Accessibility in web design means creating web pages that everyone can use, regardless of hardware, software, or any sensory or physical impairment.
These people need access to web pages, and as a web developer, you need to know about accessibility.
The Handbook on WordPress Accessibility is in the making, so here is some information to get you started.
Read the Theme Handbook on Accessibility Guidelines and learn about controls, forms, heading structure, use of colour, skip links and use of media.
On the Make WordPress Accessible site you can find a list of Useful tools for accessibility testing.
Sometimes, the simplest thing you can do is to create a more readable page. Reading from a screen is much harder than reading a printed page. Crowded text, lots of images, a jumble of font styles, and too much information makes a page very difficult to read.

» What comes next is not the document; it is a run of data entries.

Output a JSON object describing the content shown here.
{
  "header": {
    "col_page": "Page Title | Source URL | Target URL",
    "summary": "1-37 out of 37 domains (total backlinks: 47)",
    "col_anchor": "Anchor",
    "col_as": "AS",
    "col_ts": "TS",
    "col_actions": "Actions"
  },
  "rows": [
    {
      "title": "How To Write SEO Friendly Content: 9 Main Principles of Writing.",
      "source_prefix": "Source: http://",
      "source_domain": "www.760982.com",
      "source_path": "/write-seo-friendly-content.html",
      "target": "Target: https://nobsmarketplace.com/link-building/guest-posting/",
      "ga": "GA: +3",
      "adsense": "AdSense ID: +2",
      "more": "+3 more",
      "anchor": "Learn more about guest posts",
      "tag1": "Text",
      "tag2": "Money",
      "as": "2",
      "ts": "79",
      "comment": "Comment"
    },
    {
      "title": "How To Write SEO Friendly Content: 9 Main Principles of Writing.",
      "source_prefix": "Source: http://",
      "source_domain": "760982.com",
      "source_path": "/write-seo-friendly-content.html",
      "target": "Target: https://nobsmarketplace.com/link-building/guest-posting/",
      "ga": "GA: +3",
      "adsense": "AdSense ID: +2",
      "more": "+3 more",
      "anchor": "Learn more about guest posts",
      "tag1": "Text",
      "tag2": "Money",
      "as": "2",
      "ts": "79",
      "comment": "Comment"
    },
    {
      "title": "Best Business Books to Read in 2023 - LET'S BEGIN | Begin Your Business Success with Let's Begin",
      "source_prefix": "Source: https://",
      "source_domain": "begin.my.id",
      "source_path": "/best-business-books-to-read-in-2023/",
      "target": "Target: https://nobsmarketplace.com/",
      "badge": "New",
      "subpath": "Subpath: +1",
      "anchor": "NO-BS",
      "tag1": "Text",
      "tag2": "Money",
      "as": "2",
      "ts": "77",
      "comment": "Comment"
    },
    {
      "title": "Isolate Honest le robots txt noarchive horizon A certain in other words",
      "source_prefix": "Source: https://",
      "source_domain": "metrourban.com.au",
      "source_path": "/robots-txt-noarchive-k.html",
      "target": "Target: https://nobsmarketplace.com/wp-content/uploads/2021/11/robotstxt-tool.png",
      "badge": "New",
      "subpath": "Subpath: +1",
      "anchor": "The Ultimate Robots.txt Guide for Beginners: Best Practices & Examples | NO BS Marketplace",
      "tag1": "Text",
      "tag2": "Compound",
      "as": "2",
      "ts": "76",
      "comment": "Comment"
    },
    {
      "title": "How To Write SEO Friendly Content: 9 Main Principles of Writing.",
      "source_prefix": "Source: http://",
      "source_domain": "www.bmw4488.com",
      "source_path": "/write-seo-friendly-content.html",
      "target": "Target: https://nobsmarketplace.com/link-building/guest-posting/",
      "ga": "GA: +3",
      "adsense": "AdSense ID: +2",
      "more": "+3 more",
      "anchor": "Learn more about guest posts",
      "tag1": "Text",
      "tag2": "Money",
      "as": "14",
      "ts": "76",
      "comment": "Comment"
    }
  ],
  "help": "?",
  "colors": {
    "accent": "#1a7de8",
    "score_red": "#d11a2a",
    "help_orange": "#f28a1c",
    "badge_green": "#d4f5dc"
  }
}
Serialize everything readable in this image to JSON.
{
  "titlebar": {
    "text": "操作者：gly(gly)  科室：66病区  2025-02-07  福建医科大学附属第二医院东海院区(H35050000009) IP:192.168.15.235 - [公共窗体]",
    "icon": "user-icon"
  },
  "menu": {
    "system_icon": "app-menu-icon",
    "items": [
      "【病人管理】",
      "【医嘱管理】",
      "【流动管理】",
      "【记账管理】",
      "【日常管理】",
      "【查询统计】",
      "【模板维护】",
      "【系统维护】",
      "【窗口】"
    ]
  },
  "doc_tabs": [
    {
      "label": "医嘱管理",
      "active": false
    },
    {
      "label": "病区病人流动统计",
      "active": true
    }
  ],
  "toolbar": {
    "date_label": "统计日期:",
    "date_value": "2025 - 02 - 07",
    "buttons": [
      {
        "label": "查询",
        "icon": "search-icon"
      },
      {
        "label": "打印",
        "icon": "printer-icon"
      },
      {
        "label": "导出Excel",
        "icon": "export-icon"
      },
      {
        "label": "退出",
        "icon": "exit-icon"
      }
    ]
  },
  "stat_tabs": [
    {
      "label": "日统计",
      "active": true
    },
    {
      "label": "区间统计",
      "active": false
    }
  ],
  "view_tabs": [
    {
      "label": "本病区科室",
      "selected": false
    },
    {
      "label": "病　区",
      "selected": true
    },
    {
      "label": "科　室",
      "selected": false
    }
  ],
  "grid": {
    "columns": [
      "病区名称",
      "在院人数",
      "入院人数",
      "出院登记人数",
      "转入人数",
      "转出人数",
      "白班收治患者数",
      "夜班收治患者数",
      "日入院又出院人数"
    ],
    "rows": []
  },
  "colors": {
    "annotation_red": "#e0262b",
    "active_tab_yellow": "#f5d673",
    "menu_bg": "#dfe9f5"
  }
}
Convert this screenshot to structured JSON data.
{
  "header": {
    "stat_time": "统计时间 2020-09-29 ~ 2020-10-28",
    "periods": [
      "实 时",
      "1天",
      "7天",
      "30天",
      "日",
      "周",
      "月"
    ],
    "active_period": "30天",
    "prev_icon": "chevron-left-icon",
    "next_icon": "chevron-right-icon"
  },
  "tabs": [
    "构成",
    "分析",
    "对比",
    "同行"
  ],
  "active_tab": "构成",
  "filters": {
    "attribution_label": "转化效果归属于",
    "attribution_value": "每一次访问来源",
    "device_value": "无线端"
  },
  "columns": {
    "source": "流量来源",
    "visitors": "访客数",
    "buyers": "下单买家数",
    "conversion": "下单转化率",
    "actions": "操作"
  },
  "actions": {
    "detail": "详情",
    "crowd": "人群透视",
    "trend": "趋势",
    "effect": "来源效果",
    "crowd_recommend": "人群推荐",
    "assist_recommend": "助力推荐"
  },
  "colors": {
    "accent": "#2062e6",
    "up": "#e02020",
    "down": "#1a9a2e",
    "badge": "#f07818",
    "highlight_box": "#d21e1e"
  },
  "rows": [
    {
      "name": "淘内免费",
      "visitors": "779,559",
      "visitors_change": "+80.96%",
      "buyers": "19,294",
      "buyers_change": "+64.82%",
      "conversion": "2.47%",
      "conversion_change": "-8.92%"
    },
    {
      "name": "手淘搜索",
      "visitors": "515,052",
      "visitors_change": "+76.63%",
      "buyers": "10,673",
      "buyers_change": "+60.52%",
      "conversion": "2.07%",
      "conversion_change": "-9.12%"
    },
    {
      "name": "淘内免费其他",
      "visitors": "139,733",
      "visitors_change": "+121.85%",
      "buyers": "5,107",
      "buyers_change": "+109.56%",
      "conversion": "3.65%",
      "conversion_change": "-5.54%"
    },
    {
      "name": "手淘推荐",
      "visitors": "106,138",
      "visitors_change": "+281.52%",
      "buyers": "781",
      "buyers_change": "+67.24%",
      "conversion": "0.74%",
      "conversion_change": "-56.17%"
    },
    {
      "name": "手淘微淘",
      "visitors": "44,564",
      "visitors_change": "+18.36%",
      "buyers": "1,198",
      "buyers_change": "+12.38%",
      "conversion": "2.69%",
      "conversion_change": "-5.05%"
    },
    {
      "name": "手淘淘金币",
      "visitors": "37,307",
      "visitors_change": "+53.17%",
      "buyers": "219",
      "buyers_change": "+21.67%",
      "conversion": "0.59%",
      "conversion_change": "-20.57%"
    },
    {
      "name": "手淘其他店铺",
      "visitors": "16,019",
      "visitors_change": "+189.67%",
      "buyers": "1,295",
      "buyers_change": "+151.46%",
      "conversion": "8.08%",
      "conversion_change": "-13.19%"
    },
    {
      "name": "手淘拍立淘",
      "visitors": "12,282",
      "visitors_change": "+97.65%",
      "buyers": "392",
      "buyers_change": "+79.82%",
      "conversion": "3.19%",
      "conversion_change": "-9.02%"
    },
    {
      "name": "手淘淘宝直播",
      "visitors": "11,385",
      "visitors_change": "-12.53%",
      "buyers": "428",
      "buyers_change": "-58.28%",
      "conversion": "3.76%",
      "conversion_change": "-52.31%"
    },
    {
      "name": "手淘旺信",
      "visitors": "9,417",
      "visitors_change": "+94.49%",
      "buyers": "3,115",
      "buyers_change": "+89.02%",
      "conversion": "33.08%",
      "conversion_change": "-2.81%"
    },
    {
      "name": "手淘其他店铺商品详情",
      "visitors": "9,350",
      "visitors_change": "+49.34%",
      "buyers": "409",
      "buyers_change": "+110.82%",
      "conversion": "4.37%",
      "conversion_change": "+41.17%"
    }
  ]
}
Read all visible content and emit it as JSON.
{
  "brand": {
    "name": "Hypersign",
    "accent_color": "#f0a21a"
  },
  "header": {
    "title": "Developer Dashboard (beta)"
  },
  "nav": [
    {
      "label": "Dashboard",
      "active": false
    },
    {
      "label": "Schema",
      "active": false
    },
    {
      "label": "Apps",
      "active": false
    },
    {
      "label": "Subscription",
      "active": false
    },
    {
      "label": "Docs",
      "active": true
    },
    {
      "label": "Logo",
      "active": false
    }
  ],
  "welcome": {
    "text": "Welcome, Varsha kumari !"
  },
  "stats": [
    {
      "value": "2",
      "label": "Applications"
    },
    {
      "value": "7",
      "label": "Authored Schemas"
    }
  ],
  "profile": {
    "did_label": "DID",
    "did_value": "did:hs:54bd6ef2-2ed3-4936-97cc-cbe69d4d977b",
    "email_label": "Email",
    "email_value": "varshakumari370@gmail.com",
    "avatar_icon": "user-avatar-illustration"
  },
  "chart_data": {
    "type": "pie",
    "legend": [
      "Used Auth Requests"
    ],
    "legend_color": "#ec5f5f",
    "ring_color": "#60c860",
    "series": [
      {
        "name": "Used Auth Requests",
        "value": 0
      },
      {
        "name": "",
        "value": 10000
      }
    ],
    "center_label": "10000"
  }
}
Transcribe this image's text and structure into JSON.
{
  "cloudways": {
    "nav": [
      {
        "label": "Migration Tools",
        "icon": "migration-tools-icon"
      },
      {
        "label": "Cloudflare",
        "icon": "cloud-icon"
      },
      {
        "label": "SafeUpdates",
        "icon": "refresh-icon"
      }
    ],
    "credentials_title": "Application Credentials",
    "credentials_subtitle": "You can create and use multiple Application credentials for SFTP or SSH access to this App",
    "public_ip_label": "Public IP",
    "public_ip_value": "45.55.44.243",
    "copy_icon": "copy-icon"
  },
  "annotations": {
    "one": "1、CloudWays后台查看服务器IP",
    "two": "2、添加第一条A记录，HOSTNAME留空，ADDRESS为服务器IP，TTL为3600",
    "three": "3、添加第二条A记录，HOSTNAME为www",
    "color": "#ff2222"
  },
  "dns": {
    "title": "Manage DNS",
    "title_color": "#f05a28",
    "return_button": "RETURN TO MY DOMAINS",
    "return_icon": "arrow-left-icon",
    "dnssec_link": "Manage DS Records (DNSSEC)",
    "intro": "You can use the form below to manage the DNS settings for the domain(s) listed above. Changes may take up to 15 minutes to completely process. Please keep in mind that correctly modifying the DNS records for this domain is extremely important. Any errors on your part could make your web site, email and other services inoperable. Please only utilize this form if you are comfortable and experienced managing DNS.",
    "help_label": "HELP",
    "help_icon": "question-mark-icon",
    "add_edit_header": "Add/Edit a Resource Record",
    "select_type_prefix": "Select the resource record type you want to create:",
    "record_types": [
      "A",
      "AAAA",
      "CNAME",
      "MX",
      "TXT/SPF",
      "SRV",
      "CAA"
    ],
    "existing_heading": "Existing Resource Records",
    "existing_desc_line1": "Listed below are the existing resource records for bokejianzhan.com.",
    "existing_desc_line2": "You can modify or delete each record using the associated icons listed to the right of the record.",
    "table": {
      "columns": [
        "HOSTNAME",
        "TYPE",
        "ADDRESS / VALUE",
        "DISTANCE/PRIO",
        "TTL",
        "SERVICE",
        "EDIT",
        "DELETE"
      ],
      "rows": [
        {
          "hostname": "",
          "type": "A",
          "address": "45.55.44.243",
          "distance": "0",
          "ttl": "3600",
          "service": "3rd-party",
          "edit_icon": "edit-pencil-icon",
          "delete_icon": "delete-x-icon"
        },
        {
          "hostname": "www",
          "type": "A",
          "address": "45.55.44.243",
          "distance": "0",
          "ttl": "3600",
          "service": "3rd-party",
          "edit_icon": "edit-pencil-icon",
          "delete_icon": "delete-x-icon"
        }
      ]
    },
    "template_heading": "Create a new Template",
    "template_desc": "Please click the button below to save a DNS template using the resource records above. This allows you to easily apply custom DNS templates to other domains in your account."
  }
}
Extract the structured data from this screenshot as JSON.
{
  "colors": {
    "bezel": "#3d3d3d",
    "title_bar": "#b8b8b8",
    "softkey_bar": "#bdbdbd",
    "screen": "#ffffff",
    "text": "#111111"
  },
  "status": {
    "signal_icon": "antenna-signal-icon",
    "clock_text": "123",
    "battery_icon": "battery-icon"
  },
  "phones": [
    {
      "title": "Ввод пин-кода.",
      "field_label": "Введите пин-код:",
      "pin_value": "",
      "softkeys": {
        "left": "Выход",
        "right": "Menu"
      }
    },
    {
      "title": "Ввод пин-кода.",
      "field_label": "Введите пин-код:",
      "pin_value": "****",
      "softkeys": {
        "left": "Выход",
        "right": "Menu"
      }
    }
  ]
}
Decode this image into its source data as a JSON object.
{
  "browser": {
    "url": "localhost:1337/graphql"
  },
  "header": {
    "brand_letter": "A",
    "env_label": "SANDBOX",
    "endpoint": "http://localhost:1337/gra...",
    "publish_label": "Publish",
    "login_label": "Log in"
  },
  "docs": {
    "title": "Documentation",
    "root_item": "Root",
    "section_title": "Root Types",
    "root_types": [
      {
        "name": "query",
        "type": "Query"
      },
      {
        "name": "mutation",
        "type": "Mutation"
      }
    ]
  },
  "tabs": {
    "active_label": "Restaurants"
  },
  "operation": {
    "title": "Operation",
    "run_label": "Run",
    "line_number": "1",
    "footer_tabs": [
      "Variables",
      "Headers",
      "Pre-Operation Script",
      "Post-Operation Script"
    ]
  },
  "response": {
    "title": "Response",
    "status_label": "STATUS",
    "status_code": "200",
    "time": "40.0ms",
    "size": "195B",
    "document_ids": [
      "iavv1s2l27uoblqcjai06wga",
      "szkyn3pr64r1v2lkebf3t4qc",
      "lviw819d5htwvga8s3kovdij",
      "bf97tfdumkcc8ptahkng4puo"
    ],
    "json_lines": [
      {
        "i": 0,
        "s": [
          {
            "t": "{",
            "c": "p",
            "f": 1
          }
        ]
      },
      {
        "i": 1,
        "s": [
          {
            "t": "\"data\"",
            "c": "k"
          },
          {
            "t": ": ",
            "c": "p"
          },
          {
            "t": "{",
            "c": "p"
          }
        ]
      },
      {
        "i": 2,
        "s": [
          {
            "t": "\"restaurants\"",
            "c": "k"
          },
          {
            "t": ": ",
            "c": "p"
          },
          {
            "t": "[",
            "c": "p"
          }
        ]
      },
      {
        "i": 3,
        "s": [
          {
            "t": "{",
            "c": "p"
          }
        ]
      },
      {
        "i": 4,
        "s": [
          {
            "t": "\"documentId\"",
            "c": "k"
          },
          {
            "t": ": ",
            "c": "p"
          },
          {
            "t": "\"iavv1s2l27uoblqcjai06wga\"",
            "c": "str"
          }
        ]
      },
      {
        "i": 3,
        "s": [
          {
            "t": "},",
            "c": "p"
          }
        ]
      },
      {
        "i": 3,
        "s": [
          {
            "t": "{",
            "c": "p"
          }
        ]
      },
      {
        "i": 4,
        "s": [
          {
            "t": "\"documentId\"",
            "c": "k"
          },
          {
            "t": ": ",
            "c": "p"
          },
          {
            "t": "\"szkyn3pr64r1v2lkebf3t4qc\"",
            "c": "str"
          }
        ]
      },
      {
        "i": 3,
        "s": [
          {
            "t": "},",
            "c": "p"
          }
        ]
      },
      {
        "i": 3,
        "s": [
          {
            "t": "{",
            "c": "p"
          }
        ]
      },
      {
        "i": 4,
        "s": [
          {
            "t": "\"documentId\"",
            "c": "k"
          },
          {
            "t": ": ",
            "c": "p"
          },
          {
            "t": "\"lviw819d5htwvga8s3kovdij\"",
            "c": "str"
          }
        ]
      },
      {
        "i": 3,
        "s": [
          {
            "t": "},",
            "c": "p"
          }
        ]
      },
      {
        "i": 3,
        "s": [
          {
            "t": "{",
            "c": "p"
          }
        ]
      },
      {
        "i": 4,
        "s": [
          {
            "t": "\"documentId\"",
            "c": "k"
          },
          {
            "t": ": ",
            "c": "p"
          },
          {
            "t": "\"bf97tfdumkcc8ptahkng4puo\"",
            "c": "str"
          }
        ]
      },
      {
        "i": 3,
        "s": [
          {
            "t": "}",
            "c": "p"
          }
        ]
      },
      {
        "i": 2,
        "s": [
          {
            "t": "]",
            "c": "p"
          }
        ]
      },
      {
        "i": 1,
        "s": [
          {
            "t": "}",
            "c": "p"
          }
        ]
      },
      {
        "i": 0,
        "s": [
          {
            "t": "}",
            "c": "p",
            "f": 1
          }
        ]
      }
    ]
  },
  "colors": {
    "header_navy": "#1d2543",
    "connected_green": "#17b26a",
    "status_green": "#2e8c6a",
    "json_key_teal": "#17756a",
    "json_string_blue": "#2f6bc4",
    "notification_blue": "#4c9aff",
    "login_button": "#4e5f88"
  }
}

While developing your WordPress site, take extra time to pay attention to the white space or "empty" space around the different elements on the page. Make sure the fonts are large enough to be readable. Position navigation elements in logical and consistent places.
Also bear in mind that some your visitors may have dyslexia or may not use the same first language as you do. Keep sentences short and simple. Try to avoid abbreviations unless you explain them first.
Is your page still readable when you increase the text size using the browser's text zoom options? Do any of the non-text elements on the page create a distraction?
If there are animations or movement on the page, consider stopping these elements' movement. Distractions from animation can be a serious issues for many visitors.
On Make WordPress Accessible you can find information about the team and the work they do.